Chris Ratcliffe | Bloomberg | Getty Images
A trader pauses while monitoring financial data on computer screens at ETX Capital, a broker of contracts-for-difference, in London, U.K. on Friday, Oct. 7, 2016.

"Data protection law has never before been so specific and directly prescriptive about what is expected of data controllers and processors. Organizations will be required to be much more transparent with consumers about what they're doing with their data, even before they collect it and if something goes wrong," PwC's legal expert said,describing the new data protection law.

Room gave both written and oral evidence to the House of Lords committee during its inquiry into how Brexit would affect data sharing between the U.K. and the EU.

What does this mean for consumers?

New rules will give consumers the right to data portability (the ability to move their data between organizations in a secure way) and the right to be forgotten (the ability to request the deletion of any of their data kept by an organization).

Inside a data center.
Xinhua | Jin Liangkuai | Getty Images
Inside a data center.

"Maintaining the flow of data between the U.K. and the European Union is vital to ensure cross-border business continues as normal after Brexit," Kevin Burrowes, head of clients and markets at PwC, said in a statement on Tuesday.

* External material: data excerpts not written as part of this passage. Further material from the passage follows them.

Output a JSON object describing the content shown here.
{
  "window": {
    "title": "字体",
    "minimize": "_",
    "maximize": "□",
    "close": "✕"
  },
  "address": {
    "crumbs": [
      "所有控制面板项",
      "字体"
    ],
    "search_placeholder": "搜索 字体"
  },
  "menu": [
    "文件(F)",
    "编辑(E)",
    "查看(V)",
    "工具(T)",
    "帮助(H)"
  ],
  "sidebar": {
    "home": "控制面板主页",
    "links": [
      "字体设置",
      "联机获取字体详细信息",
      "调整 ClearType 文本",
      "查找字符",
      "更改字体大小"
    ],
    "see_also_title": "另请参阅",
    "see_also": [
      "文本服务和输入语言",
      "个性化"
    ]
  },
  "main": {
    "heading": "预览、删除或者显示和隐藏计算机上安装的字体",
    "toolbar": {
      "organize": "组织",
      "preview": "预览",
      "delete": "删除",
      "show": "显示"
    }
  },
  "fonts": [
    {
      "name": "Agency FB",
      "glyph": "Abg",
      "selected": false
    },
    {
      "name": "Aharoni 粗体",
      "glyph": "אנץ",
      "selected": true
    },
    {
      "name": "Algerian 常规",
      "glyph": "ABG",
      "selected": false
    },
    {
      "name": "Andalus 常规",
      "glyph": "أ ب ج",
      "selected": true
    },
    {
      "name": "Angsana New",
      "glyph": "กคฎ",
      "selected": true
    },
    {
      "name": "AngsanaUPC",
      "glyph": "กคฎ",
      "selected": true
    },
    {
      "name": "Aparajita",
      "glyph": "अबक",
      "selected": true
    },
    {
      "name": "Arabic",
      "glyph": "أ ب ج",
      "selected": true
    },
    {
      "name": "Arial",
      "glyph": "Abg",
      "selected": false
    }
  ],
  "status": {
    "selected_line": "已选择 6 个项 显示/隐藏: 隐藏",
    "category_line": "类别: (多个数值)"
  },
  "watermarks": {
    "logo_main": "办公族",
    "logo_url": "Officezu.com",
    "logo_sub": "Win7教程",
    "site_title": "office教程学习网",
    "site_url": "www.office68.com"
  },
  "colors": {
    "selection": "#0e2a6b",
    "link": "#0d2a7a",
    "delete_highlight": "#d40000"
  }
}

The House of Lords committee said it was "concerned by the lack of detail on how the government plans to maintain unhindered data flows post-Brexit" and "the risk that EU and U.K. data protection rules could diverge over time when the U.K. has left the EU."

Should the UK withdraw from the regulation?

It is possible that Britain could pull out from the EU data protection law after it leaves the union, but Room said that this would not be in the"national interest," both for U.K. citizens and businesses.

He added: "It's likely we'll see that U.K. data protection policy after Brexit remain similar, to ensure we're operating on a level playing field with the rest of Europe."